Pakistan Earthquake, (AP) – A major earthquake of magnitude 7.2 rocked a remote area of southwestern Pakistan early Wednesday, shaking many parts of the country and causing tremors as far away as India and the UAE.
The earthquake was centered in the province of Baluchistan, the area in the country’s most sparsely populated, “said United States Geological Service, occurring at 01:30, local time, at a depth of about 50 miles (84 km .
Its epicenter was located in a remote area south-west about 200 miles (320 kilometers) from the capital of Baluchistan is Quetta, said the Pakistani leader Arif Mahmood meteorologist, near the Afghan border.

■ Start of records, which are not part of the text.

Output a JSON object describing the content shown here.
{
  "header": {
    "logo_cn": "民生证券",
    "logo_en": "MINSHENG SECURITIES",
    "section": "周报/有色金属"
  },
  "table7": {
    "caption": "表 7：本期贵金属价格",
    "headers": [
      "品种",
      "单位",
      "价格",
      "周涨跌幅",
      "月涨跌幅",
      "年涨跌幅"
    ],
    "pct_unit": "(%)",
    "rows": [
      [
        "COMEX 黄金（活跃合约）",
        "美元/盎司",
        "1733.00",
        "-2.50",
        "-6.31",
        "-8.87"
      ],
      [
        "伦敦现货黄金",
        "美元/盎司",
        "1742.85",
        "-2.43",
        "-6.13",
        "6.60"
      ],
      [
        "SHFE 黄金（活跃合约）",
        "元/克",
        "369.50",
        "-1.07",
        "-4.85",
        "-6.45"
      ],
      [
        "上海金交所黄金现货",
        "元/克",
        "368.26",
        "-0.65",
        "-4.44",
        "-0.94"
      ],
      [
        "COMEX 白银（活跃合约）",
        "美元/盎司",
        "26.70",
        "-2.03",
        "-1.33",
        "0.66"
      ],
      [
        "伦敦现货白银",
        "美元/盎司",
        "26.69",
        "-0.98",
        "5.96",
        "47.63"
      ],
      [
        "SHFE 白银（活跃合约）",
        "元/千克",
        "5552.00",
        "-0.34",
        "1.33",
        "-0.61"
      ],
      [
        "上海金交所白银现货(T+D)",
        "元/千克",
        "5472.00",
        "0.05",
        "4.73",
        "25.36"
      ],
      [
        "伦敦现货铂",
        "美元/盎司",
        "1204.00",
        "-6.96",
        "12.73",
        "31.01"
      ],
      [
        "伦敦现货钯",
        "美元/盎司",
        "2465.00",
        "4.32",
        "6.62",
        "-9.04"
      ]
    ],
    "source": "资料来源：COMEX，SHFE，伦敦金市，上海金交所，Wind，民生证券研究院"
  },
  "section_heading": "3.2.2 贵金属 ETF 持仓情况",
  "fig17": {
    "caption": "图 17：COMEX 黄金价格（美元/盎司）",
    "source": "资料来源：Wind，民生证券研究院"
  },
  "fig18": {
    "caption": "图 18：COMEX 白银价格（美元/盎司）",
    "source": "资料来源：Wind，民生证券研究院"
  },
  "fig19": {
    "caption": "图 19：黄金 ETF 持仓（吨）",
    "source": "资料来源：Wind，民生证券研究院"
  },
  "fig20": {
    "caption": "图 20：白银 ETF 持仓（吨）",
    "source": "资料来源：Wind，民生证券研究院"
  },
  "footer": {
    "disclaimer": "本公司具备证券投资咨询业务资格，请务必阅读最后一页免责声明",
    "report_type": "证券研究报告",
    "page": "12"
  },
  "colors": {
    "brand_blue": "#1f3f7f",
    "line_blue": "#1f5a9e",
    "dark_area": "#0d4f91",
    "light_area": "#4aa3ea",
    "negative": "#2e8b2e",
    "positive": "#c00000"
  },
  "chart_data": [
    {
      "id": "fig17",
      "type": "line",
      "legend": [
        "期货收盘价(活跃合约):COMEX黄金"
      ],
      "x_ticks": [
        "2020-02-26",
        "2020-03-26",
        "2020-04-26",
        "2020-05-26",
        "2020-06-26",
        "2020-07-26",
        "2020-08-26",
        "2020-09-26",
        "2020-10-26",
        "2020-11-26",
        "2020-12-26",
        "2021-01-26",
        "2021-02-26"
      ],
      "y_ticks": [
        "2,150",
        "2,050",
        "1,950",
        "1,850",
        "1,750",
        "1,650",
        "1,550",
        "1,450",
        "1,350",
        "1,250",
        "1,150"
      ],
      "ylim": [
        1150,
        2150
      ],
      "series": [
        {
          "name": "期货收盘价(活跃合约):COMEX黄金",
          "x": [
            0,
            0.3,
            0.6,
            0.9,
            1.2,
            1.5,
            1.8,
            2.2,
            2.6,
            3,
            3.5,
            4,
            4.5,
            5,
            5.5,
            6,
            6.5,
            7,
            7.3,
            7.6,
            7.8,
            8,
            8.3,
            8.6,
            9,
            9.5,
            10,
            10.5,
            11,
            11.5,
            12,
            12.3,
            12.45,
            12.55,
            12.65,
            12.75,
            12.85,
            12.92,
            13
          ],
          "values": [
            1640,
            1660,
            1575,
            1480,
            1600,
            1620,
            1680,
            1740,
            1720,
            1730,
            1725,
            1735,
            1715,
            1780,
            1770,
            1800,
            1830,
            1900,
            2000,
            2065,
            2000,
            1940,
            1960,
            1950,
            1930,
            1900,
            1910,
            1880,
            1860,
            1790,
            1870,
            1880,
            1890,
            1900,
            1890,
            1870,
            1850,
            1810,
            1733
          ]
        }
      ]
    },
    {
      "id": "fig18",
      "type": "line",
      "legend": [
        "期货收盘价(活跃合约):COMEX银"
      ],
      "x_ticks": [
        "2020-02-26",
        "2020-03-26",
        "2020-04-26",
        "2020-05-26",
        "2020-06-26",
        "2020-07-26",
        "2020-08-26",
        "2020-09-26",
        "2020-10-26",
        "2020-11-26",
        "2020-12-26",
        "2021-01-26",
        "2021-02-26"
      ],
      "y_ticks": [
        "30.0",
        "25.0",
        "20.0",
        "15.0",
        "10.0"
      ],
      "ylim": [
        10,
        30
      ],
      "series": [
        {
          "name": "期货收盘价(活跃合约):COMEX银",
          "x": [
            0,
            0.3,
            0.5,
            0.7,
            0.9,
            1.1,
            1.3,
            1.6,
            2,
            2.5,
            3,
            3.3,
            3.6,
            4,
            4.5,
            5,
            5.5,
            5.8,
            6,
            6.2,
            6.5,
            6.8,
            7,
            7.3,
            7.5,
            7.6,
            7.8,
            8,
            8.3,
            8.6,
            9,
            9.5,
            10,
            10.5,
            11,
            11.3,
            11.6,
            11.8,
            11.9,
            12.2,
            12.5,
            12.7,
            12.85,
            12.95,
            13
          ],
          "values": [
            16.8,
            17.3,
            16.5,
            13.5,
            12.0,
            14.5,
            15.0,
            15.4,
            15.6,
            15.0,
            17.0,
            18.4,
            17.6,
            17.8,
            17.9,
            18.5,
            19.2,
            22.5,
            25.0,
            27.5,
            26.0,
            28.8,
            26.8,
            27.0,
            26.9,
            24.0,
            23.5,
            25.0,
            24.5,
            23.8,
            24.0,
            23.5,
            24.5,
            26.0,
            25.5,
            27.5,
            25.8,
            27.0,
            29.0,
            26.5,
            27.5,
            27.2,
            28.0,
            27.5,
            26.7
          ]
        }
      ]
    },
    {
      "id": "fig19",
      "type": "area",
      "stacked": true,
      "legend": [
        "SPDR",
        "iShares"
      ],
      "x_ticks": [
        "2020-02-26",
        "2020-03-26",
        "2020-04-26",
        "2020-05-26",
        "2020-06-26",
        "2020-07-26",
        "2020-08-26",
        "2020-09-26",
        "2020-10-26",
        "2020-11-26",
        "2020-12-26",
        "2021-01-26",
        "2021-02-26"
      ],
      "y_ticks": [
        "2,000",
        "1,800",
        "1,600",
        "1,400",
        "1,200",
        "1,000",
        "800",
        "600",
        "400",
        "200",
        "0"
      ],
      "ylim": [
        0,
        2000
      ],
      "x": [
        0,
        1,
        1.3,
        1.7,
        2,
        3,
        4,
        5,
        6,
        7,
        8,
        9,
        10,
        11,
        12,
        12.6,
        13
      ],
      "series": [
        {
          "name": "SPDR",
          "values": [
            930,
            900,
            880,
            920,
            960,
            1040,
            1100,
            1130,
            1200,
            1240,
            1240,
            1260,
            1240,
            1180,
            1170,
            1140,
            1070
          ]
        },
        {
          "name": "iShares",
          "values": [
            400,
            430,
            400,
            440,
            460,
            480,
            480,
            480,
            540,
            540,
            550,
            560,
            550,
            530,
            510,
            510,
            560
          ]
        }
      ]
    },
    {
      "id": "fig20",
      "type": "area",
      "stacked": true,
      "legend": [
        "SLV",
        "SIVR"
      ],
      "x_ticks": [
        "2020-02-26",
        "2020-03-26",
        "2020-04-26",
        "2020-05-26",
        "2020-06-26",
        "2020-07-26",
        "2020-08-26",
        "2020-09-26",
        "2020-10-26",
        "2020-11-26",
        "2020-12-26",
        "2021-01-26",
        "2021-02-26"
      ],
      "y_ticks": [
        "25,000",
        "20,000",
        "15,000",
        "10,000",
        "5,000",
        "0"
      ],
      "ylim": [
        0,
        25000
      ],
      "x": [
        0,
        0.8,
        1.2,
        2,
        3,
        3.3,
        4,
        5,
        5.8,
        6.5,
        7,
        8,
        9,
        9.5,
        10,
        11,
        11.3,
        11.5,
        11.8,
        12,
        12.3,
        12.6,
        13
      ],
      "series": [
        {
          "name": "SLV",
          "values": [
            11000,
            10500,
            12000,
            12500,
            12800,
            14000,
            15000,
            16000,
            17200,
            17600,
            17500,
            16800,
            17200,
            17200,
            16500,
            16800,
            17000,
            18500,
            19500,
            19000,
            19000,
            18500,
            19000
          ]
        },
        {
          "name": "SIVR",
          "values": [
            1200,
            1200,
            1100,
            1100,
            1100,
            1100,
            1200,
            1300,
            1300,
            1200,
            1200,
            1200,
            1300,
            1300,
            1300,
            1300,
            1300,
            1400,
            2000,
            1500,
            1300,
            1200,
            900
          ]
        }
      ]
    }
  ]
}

The nearest town to the epicenter was Dalbandin, with a population of about 15,000 people and is so remote that the hills surrounding the site were Chagai Pakistan’s nuclear tests in 1998.

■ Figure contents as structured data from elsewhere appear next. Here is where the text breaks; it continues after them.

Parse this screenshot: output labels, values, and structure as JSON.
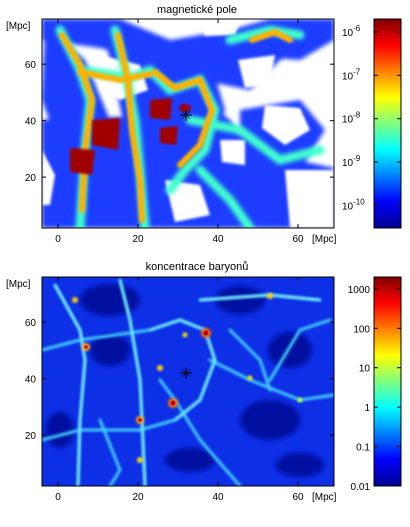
{
  "chart_data": [
    {
      "type": "heatmap",
      "title": "magnetické pole",
      "x_unit": "[Mpc]",
      "y_unit": "[Mpc]",
      "xlim": [
        -4,
        69
      ],
      "ylim": [
        2,
        76
      ],
      "xticks": [
        0,
        20,
        40,
        60
      ],
      "yticks": [
        20,
        40,
        60
      ],
      "colorbar": {
        "scale": "log",
        "range": [
          3e-11,
          2e-06
        ],
        "ticks": [
          {
            "value": 1e-06,
            "label": "10",
            "exp": "-6"
          },
          {
            "value": 1e-07,
            "label": "10",
            "exp": "-7"
          },
          {
            "value": 1e-08,
            "label": "10",
            "exp": "-8"
          },
          {
            "value": 1e-09,
            "label": "10",
            "exp": "-9"
          },
          {
            "value": 1e-10,
            "label": "10",
            "exp": "-10"
          }
        ],
        "colormap": "jet"
      },
      "marker": {
        "symbol": "+",
        "x": 32,
        "y": 42
      },
      "background_below_threshold": "#ffffff"
    },
    {
      "type": "heatmap",
      "title": "koncentrace baryonů",
      "x_unit": "[Mpc]",
      "y_unit": "[Mpc]",
      "xlim": [
        -4,
        69
      ],
      "ylim": [
        2,
        76
      ],
      "xticks": [
        0,
        20,
        40,
        60
      ],
      "yticks": [
        20,
        40,
        60
      ],
      "colorbar": {
        "scale": "log",
        "range": [
          0.01,
          2000
        ],
        "ticks": [
          {
            "value": 1000,
            "label": "1000"
          },
          {
            "value": 100,
            "label": "100"
          },
          {
            "value": 10,
            "label": "10"
          },
          {
            "value": 1,
            "label": "1"
          },
          {
            "value": 0.1,
            "label": "0.1"
          },
          {
            "value": 0.01,
            "label": "0.01"
          }
        ],
        "colormap": "jet"
      },
      "marker": {
        "symbol": "+",
        "x": 32,
        "y": 42
      }
    }
  ]
}
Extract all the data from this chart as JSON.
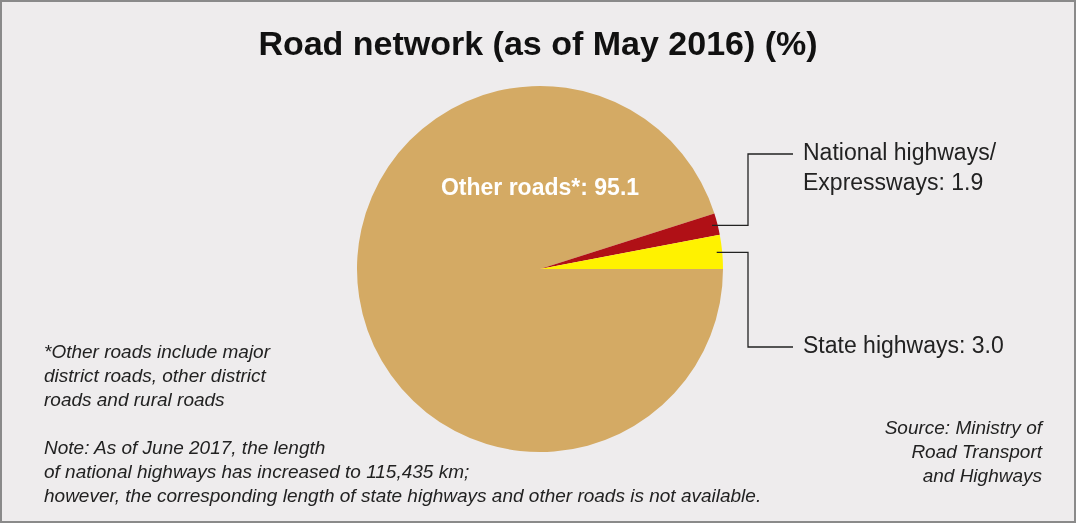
{
  "chart_data": {
    "type": "pie",
    "title": "Road network (as of May 2016) (%)",
    "categories": [
      "Other roads*",
      "National highways/ Expressways",
      "State highways"
    ],
    "value_labels": [
      "95.1",
      "1.9",
      "3.0"
    ],
    "values": [
      95.1,
      1.9,
      3.0
    ],
    "colors": [
      "#d4aa64",
      "#b01016",
      "#fff200"
    ],
    "legend": false,
    "annotations": [
      "*Other roads include major\ndistrict roads, other district\nroads and rural roads",
      "Note: As of June 2017, the length\nof national highways has increased to 115,435 km;\nhowever, the corresponding length of state highways and other roads is not available.",
      "Source: Ministry of\nRoad Transport\nand Highways"
    ]
  }
}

There was no word on damage in Dalbandin. But another town near the epicenter, Karan has not suffered major damage, “said Fateh Bangar, Deputy Commissioner Karan. The city was some 45 miles (70 kilometers) from the epicenter, “he said.
Nasir Baluch, a police officer in Karan said mud houses collapsed or were damaged in an area outside the city called Mashkil. There was not in the immediate victims, but the region is sparsely populated, “he said.

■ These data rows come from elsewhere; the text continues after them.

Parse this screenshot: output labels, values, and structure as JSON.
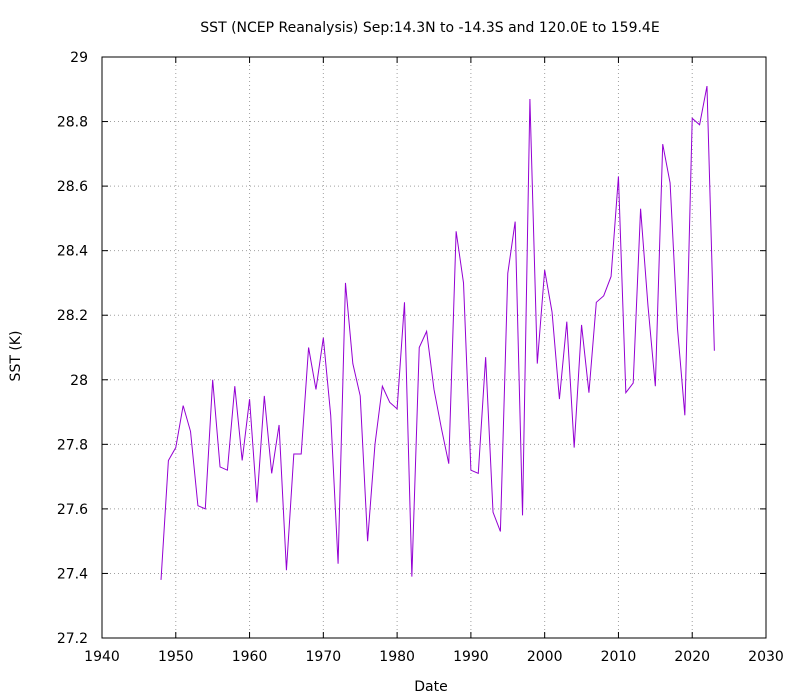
{
  "chart_data": {
    "type": "line",
    "title": "SST (NCEP Reanalysis) Sep:14.3N to -14.3S and 120.0E to 159.4E",
    "xlabel": "Date",
    "ylabel": "SST (K)",
    "xlim": [
      1940,
      2030
    ],
    "ylim": [
      27.2,
      29
    ],
    "xticks": [
      1940,
      1950,
      1960,
      1970,
      1980,
      1990,
      2000,
      2010,
      2020,
      2030
    ],
    "yticks": [
      27.2,
      27.4,
      27.6,
      27.8,
      28,
      28.2,
      28.4,
      28.6,
      28.8,
      29
    ],
    "ytick_labels": [
      "27.2",
      "27.4",
      "27.6",
      "27.8",
      "28",
      "28.2",
      "28.4",
      "28.6",
      "28.8",
      "29"
    ],
    "grid": true,
    "line_color": "#9400d3",
    "series": [
      {
        "x": [
          1948,
          1949,
          1950,
          1951,
          1952,
          1953,
          1954,
          1955,
          1956,
          1957,
          1958,
          1959,
          1960,
          1961,
          1962,
          1963,
          1964,
          1965,
          1966,
          1967,
          1968,
          1969,
          1970,
          1971,
          1972,
          1973,
          1974,
          1975,
          1976,
          1977,
          1978,
          1979,
          1980,
          1981,
          1982,
          1983,
          1984,
          1985,
          1986,
          1987,
          1988,
          1989,
          1990,
          1991,
          1992,
          1993,
          1994,
          1995,
          1996,
          1997,
          1998,
          1999,
          2000,
          2001,
          2002,
          2003,
          2004,
          2005,
          2006,
          2007,
          2008,
          2009,
          2010,
          2011,
          2012,
          2013,
          2014,
          2015,
          2016,
          2017,
          2018,
          2019,
          2020,
          2021,
          2022,
          2023
        ],
        "y": [
          27.38,
          27.75,
          27.79,
          27.92,
          27.84,
          27.61,
          27.6,
          28.0,
          27.73,
          27.72,
          27.98,
          27.75,
          27.94,
          27.62,
          27.95,
          27.71,
          27.86,
          27.41,
          27.77,
          27.77,
          28.1,
          27.97,
          28.13,
          27.89,
          27.43,
          28.3,
          28.05,
          27.95,
          27.5,
          27.8,
          27.98,
          27.93,
          27.91,
          28.24,
          27.39,
          28.1,
          28.15,
          27.97,
          27.85,
          27.74,
          28.46,
          28.3,
          27.72,
          27.71,
          28.07,
          27.59,
          27.53,
          28.33,
          28.49,
          27.58,
          28.87,
          28.05,
          28.34,
          28.21,
          27.94,
          28.18,
          27.79,
          28.17,
          27.96,
          28.24,
          28.26,
          28.32,
          28.63,
          27.96,
          27.99,
          28.53,
          28.23,
          27.98,
          28.73,
          28.61,
          28.16,
          27.89,
          28.81,
          28.79,
          28.91,
          28.09
        ]
      }
    ]
  }
}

There was no significant damage in Quetta, either, but the earthquake caused widespread panic in the city, residents said.
Local television reports said the quake was felt in several other provinces as well. Many residents in the largest city, Karachi, ran into the streets after the earthquake started, “said the report.
Karachi resident Mohammad Zubair said he was watching a cricket match on television when his bed began to shake.
“I jumped out of bed realizing that it was an earthquake,” said the 28-years. “My mother started reciting verses from the Koran, and we rushed outside.”
Tremors lasting at least 20 seconds were also felt as far away as Dubai in the UAE and in the Indian capital, New Delhi.
Earthquakes frequently rattle the region. An earthquake measuring 7.6 on October 8, 2005, killed about 80,000 people in northwest Pakistan and Kashmir and left more than 3 million homeless.
Associated Press writer Ashraf Khan contributed to this report from Karachi.